POWERLIFTING: SOLIHULL has a new British Champion in the form of powerlifter Leon Newman.
The 46-year-old stormed to victory in this year’s British Powerlifting Championships, and he already has one eye on global success in 2018.
His rise to the country’s top step has been far from orthodox though.
Two years ago, Newman suffered from a heart attack while competing at a strongman competition in Birmingham.
The incident has forced Leon to wear a mask when sleeping and he immediately had to put a stop on competing in strongman events.
But every cloud has its silver lining, and Newman’s exit from the strongman world led him to powerlifting – where he is now ranked No.1 in the country.
His success came just eight weeks after he finished runner up in the European Championships.
Speaking to Observer sports editor Shaun Reynolds, Newman – who pulled a tendon in his knee during the final – said he still has more to offer.
“The British Championship was tough as it took place eight weeks after the European Finals,” said Newman.
“Normally we take 12 weeks to prepare for a championship, but because the way the calendar fell I had to stay in peak condition for 20 weeks.
“That’s what caused the injury and it was a battle to finish. But I’m very pleased with the result.
“I think I had more left in me at the British Finals, but in the end it didn’t matter.
“I broke the squat, deadlift, and total record – something I’m very pleased about.”
A champion breakfast
Newman’s brutal schedule means he’ll now enjoy a period of ‘downtime’ before focusing his attention to the World Championships next year.
The personal trainer’s idea of downtime is a little different to others, though.
He’ll continue to bench 180kg and deadlift 300kg on a regular basis while consuming his usual breakfast of oats, a bowl of cereal, two pieces of toast, and six eggs.

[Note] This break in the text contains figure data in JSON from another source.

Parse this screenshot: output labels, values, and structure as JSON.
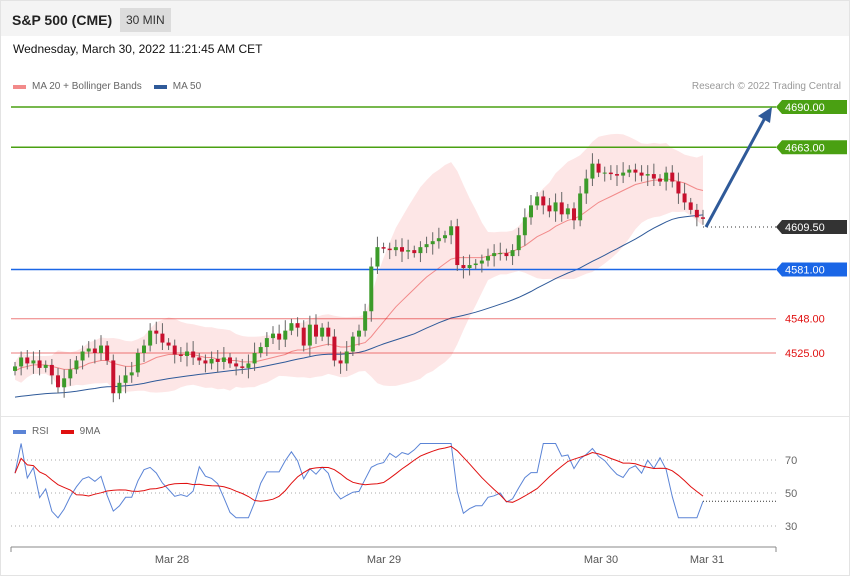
{
  "header": {
    "symbol": "S&P 500 (CME)",
    "timeframe": "30 MIN"
  },
  "datetime": "Wednesday, March 30, 2022 11:21:45 AM CET",
  "legend": {
    "ma20_label": "MA 20 + Bollinger Bands",
    "ma20_color": "#f28a8a",
    "ma50_label": "MA 50",
    "ma50_color": "#2f5a99"
  },
  "credit": "Research © 2022 Trading Central",
  "rsi_legend": {
    "rsi_label": "RSI",
    "rsi_color": "#5b84d6",
    "ma_label": "9MA",
    "ma_color": "#e01010"
  },
  "chart_data": {
    "type": "candlestick",
    "price_axis": {
      "min": 4400,
      "max": 4760
    },
    "levels": [
      {
        "label": "4690.00",
        "value": 4690.0,
        "color": "#4aa012",
        "kind": "resistance"
      },
      {
        "label": "4663.00",
        "value": 4663.0,
        "color": "#4aa012",
        "kind": "resistance"
      },
      {
        "label": "4609.50",
        "value": 4609.5,
        "color": "#333333",
        "kind": "current"
      },
      {
        "label": "4581.00",
        "value": 4581.0,
        "color": "#1a66e6",
        "kind": "pivot"
      },
      {
        "label": "4548.00",
        "value": 4548.0,
        "color": "#e01010",
        "kind": "support"
      },
      {
        "label": "4525.00",
        "value": 4525.0,
        "color": "#e01010",
        "kind": "support"
      }
    ],
    "x_labels": [
      "Mar 28",
      "Mar 29",
      "Mar 30",
      "Mar 31"
    ],
    "candles_close": [
      4516,
      4522,
      4518,
      4520,
      4515,
      4517,
      4510,
      4502,
      4508,
      4514,
      4520,
      4526,
      4528,
      4525,
      4530,
      4520,
      4498,
      4505,
      4510,
      4512,
      4525,
      4530,
      4540,
      4538,
      4532,
      4530,
      4524,
      4523,
      4526,
      4522,
      4520,
      4518,
      4521,
      4519,
      4522,
      4518,
      4516,
      4515,
      4518,
      4525,
      4529,
      4535,
      4538,
      4534,
      4540,
      4545,
      4542,
      4530,
      4544,
      4536,
      4542,
      4536,
      4520,
      4518,
      4526,
      4536,
      4540,
      4553,
      4583,
      4596,
      4595,
      4594,
      4596,
      4593,
      4594,
      4592,
      4596,
      4598,
      4600,
      4602,
      4604,
      4610,
      4584,
      4582,
      4584,
      4585,
      4587,
      4590,
      4592,
      4592,
      4590,
      4594,
      4604,
      4616,
      4624,
      4630,
      4624,
      4620,
      4626,
      4618,
      4622,
      4614,
      4632,
      4642,
      4652,
      4646,
      4646,
      4645,
      4644,
      4646,
      4648,
      4646,
      4644,
      4645,
      4642,
      4640,
      4646,
      4640,
      4632,
      4626,
      4621,
      4616,
      4615
    ],
    "ma20": [
      4513,
      4515,
      4516,
      4517,
      4517,
      4517,
      4516,
      4515,
      4514,
      4514,
      4515,
      4516,
      4518,
      4519,
      4520,
      4520,
      4518,
      4517,
      4516,
      4516,
      4517,
      4518,
      4520,
      4522,
      4523,
      4524,
      4524,
      4524,
      4524,
      4524,
      4523,
      4522,
      4522,
      4521,
      4521,
      4520,
      4520,
      4519,
      4519,
      4519,
      4520,
      4521,
      4522,
      4523,
      4524,
      4526,
      4527,
      4527,
      4528,
      4529,
      4530,
      4531,
      4530,
      4529,
      4529,
      4530,
      4531,
      4532,
      4536,
      4541,
      4546,
      4551,
      4556,
      4560,
      4564,
      4568,
      4572,
      4576,
      4579,
      4582,
      4585,
      4588,
      4589,
      4589,
      4589,
      4589,
      4589,
      4590,
      4591,
      4592,
      4592,
      4593,
      4595,
      4597,
      4600,
      4603,
      4605,
      4607,
      4610,
      4612,
      4614,
      4615,
      4617,
      4620,
      4623,
      4626,
      4628,
      4630,
      4632,
      4634,
      4636,
      4638,
      4639,
      4640,
      4641,
      4641,
      4642,
      4641,
      4640,
      4639,
      4637,
      4635,
      4634
    ],
    "rsi_axis": {
      "ticks": [
        70,
        50,
        30
      ]
    },
    "rsi_current": 45
  }
}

All of this happens to ensure he meets his requirement of consuming 6,000 calories a day in the build up to a competition.
He said: “Next year I want to try and win the triple – that’s the British, European, and the World titles.

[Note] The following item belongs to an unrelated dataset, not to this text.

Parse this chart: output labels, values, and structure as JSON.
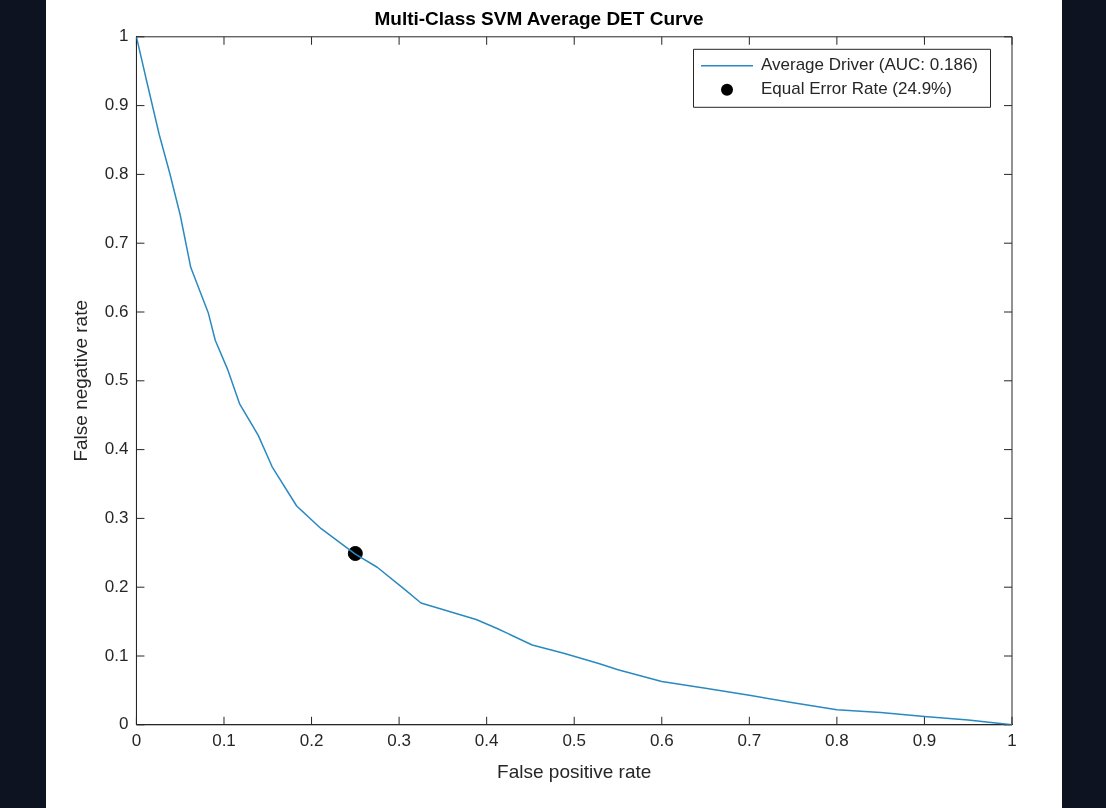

“It’s okay for the guys in their 20s, they can hold up okay. But I have to take it easy.
“I’ll have a good rest between now and Christmas before stepping back on the gas in the new year.
“My rest time means working at 80 per cent, it keeps me ticking over and in good condition.”
But the events of two years ago continue to play on Newman’s mind.
He revealed: “What happened in Birmingham will always be there.
“Sometimes during training I will stop myself and think ‘hang on, be clever here’.
“Wearing a heart rate monitor is part of analysing that.”